Figure 6 shows the ionic conductivity of the nanoporous HDPE membrane with an increase in radiation dose. The ionic conductivity of the nanoporous HDPE membrane increased with the content of the soybean oil. This result is very similar to the porosity trend of Figure 1. This can be attributed to the higher porosity and faster transportation of Li-ions through the pores in the HDPE membranes [19]. Also, the ionic conductivity of the nanoporous HDPE membrane did not really change with an increase in absorbed dose because the pores had already been formed before 𝛾-ray radiation.

418021.fig.006
Figure 6: The ionic conductivity of the nanoporous HDPE membrane with an increasing radiation dose.

The electrochemical stability of this novel membrane can be evaluated by linear sweep voltammetry (LSV). Figure 7 shows the LSV of the nanoporous HDPE membrane with an increase in radiation dose. Generally, the current-voltage study of the polymer electrolyte has been employed to determine whether the polymer electrolyte can withstand the operating voltage such as 3–4.2 V of the battery system. As shown in Figure 7, all of the irradiated HDPE membrane in a test cell shows a good electrochemical stability on the anode up to 5.2 V, while the nonirradiated HDPE membrane shows oxidation stability on the anode up to 5.0 V. The irradiated HDPE membrane, especially at 60 kGy, exhibited anodic stabilities of up to 5.4. These results clearly indicate that the irradiated HDPE membrane can withstand electrolyte oxidation on the operating voltage of the battery system.

418021.fig.007
Figure 7: The linear sweep voltammetry (LSV) of the nanoporous HDPE membrane with an increasing radiation dose (S19).

4. Conclusion

The purpose of this paper was to report the results of a study on the role and effects of gamma-ray irradiation and soybean oil on the properties of a nanoporous HDPE membrane.
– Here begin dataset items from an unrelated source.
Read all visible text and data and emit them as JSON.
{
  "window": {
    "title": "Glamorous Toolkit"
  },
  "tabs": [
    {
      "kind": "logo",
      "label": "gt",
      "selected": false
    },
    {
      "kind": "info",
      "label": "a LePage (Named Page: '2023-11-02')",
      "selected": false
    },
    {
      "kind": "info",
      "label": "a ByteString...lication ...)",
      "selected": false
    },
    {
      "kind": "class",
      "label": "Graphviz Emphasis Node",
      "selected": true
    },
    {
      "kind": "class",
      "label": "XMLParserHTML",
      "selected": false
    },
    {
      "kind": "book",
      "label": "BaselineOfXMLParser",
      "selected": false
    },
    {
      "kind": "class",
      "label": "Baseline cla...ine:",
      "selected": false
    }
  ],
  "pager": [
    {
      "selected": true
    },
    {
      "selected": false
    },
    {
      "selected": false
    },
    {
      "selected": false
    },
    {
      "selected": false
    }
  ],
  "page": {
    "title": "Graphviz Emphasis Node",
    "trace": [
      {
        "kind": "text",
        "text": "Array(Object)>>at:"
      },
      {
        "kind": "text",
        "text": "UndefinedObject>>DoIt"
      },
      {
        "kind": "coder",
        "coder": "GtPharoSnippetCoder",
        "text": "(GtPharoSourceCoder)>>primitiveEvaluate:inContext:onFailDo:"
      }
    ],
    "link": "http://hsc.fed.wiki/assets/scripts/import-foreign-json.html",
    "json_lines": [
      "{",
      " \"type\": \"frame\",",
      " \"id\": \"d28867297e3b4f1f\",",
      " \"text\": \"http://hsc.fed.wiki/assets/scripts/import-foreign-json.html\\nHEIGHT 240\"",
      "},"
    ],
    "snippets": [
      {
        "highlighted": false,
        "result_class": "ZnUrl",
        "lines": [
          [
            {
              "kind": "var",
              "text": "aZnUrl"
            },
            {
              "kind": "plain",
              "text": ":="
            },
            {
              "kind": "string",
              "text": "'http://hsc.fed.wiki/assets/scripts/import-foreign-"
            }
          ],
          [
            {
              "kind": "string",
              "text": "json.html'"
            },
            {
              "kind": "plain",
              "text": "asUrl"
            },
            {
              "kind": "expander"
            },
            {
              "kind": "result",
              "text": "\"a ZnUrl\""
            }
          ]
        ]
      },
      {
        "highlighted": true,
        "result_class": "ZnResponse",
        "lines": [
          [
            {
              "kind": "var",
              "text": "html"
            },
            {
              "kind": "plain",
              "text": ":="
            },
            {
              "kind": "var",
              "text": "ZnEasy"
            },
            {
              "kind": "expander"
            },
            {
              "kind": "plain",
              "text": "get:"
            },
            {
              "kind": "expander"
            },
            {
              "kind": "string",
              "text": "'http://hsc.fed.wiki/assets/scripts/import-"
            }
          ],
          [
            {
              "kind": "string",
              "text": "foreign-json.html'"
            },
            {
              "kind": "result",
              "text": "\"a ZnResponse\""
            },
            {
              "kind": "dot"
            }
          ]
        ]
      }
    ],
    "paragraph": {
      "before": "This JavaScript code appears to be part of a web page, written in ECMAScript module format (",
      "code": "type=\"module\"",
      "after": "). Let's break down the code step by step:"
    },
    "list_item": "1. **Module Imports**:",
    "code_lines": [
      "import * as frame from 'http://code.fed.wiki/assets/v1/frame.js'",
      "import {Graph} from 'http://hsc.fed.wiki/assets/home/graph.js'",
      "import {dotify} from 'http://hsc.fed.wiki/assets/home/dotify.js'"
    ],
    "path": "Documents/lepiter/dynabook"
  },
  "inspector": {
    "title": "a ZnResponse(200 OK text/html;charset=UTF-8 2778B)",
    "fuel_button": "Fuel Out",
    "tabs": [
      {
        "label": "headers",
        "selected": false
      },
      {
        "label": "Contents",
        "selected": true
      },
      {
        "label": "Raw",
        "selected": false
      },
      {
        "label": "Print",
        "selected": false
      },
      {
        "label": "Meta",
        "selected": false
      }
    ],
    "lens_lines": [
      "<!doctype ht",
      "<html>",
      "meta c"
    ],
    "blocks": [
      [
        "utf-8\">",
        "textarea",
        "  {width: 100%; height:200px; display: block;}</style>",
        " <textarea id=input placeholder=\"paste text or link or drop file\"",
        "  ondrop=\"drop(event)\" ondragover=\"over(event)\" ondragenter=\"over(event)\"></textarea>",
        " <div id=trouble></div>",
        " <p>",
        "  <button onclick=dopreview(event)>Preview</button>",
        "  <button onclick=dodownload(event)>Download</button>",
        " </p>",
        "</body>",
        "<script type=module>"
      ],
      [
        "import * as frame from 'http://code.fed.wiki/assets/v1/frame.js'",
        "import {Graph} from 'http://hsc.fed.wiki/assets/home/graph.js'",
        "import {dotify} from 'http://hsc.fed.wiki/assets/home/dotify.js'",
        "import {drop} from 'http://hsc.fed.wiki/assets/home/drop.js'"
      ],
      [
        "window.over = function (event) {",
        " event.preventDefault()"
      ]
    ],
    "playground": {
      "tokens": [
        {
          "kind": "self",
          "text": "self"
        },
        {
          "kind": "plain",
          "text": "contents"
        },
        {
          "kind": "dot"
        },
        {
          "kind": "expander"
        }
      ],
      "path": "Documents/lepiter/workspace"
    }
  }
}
The pore volume of the nanoporous HDPE membranes with soybean oil was affected by the extracted amount of oil. Consequently, the pore volume and ionic conductivity of the nanoporous HDPE membranes increased when the content of the soybean oil was increased. The tensile strength of the membrane increased with an increase in absorbed dose of up to 60 kGy, but decreased at 80 kGy due to severe degradation. Finally, the electrochemical stability of the HDPE membrane increased with an increase in absorbed dose of up to 60 kGy.

Acknowledgments

This work was supported by Nuclear R&D program through Korea Science and Engineering Foundation funded by the Ministry of Education, Science and Technology, Korea.